Photo of control panel of PlantcamSomewhere I saw mention of an inexpensive digital time-lapse camera called the Plantcam.

The reviews at Amazon.com were good: 4.5 stars out of five. The price seemed reasonable, about $75. But what would I do with it?

As I thought about our upcoming vacation at Kelleys Island I realized that this would be a good way of capturing an overview of our time there.

I plan to mount the camera to a tree, looking out toward Lake Erie, and snap a picture every hour or half-hour. Assembled into a movie they'll show the changing light, weather, clouds, etc. It will be like my collections of sunrise photos (2008, 2010) but much more comprehensive.

Camera quality

I'm impressed with what you get for a reasonable price. The camera body is sturdy plastic with a clamshell cover that latches tightly. There's a well-made clamp mount as well as a strap and bungee cords that let you attach it to nearly any object.

The parts are mostly plastic, but metal is used at stress points, like thread liners for the bolts and the tripod mount itself. My Casio digital camera uses only plastic for its mount.

The controls are easy to use and clearly identified. The set-up process isn't much harder than setting the time and date on a digital watch.

I'm very happy with what came in the box, including four AA batteries needed to make it work.

It always annoys me when the manufacturer saves a few cents by making you provide your own. It's not even the money that I mind, it's not being able to use the thing right out of the box.

Congratulations to Wingscapes for a well-designed, well-built product that includes everything you need.

Picture quality

My first test movie shows the play of light and shadow in my backyard over the course of the afternoon. Pretty boring stuff.

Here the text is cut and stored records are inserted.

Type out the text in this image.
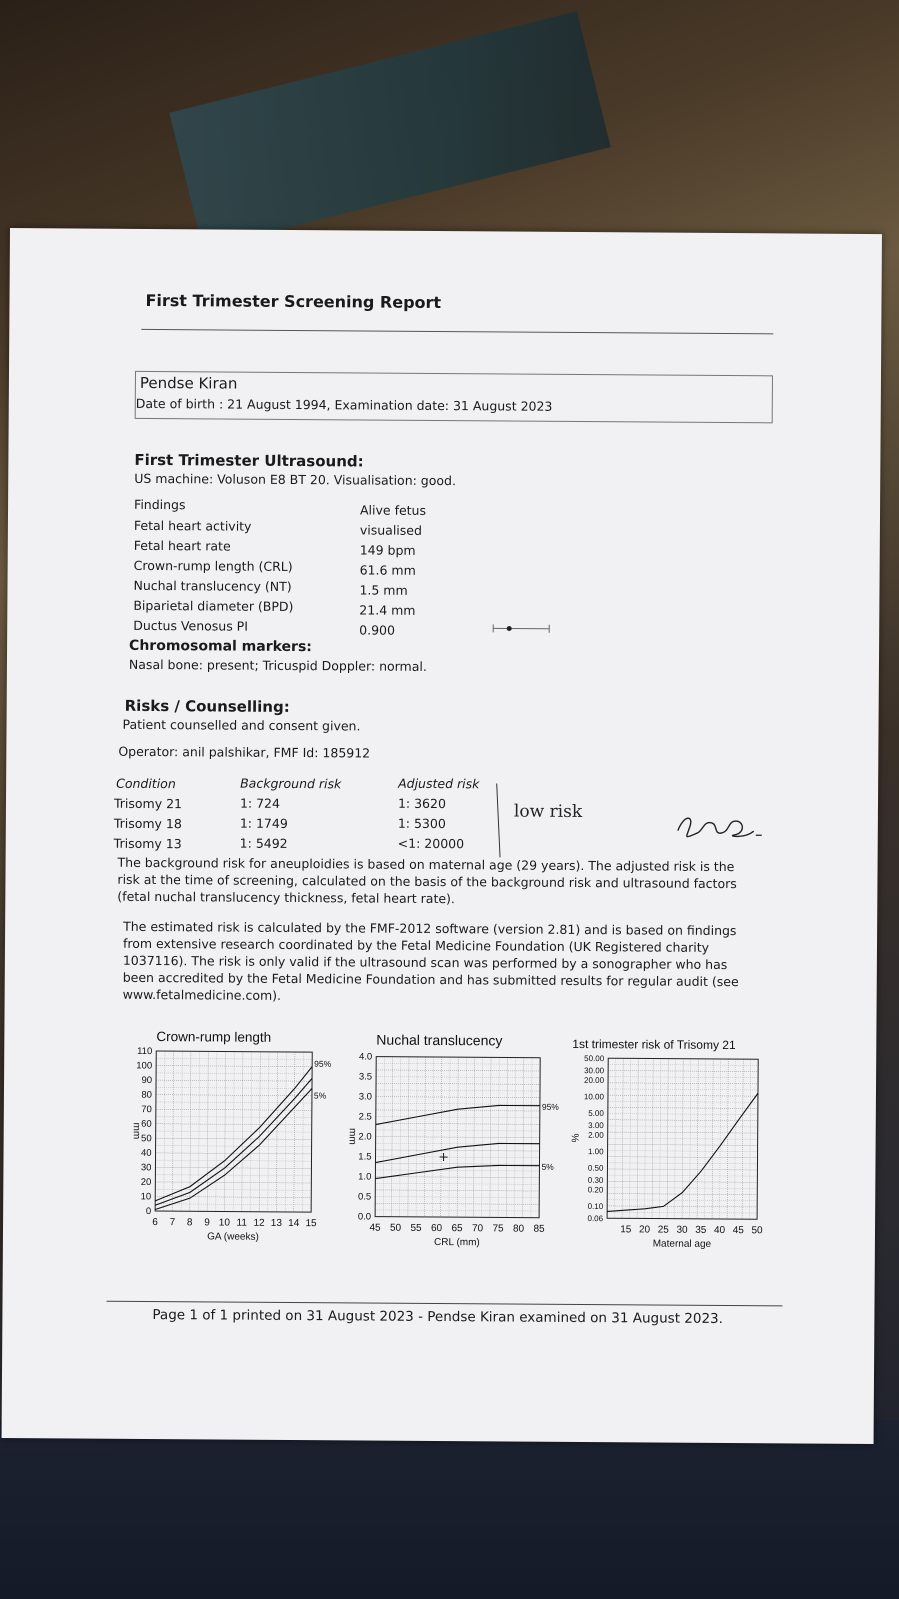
First Trimester Screening Report
Pendse Kiran
Date of birth : 21 August 1994, Examination date: 31 August 2023
First Trimester Ultrasound:
US machine: Voluson E8 BT 20. Visualisation: good.
Findings	Alive fetus
Fetal heart activity	visualised
Fetal heart rate	149 bpm
Crown-rump length (CRL)	61.6 mm
Nuchal translucency (NT)	1.5 mm
Biparietal diameter (BPD)	21.4 mm
Ductus Venosus PI	0.900
Chromosomal markers:
Nasal bone: present; Tricuspid Doppler: normal.
Risks / Counselling:
Patient counselled and consent given.
Operator: anil palshikar, FMF Id: 185912
Condition	Background risk	Adjusted risk
Trisomy 21	1: 724	1: 3620
Trisomy 18	1: 1749	1: 5300
Trisomy 13	1: 5492	<1: 20000
low risk
The background risk for aneuploidies is based on maternal age (29 years). The adjusted risk is the
risk at the time of screening, calculated on the basis of the background risk and ultrasound factors
(fetal nuchal translucency thickness, fetal heart rate).
The estimated risk is calculated by the FMF-2012 software (version 2.81) and is based on findings
from extensive research coordinated by the Fetal Medicine Foundation (UK Registered charity
1037116). The risk is only valid if the ultrasound scan was performed by a sonographer who has
been accredited by the Fetal Medicine Foundation and has submitted results for regular audit (see
www.fetalmedicine.com).
Crown-rump length
6 7 8 9 10 11 12 13 14 15
0
10
20
30
40
50
60
70
80
90
100
110
GA (weeks)
mm
95%
5%
Nuchal translucency
45 50 55 60 65 70 75 80 85
0.0
0.5
1.0
1.5
2.0
2.5
3.0
3.5
4.0
CRL (mm)
mm
95%
5%
1st trimester risk of Trisomy 21
15 20 25 30 35 40 45 50
0.06
0.10
0.20
0.30
0.50
1.00
2.00
3.00
5.00
10.00
20.00
30.00
50.00
Maternal age
%
Page 1 of 1 printed on 31 August 2023 - Pendse Kiran examined on 31 August 2023.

The bright sun washes out the image some of the time. It looks best in shadow. These images were capture at the "Video" resolution, 640 x 480 pixels.

Tomorrow I'll do another test using higher resolution (2048 x 1536) to capture still images that I'll assemble into a video using iMovie.

At this point I have to reserve judgement on the image quality. I'm not happy with what you see here, but may be able to do better by tweaking the settings.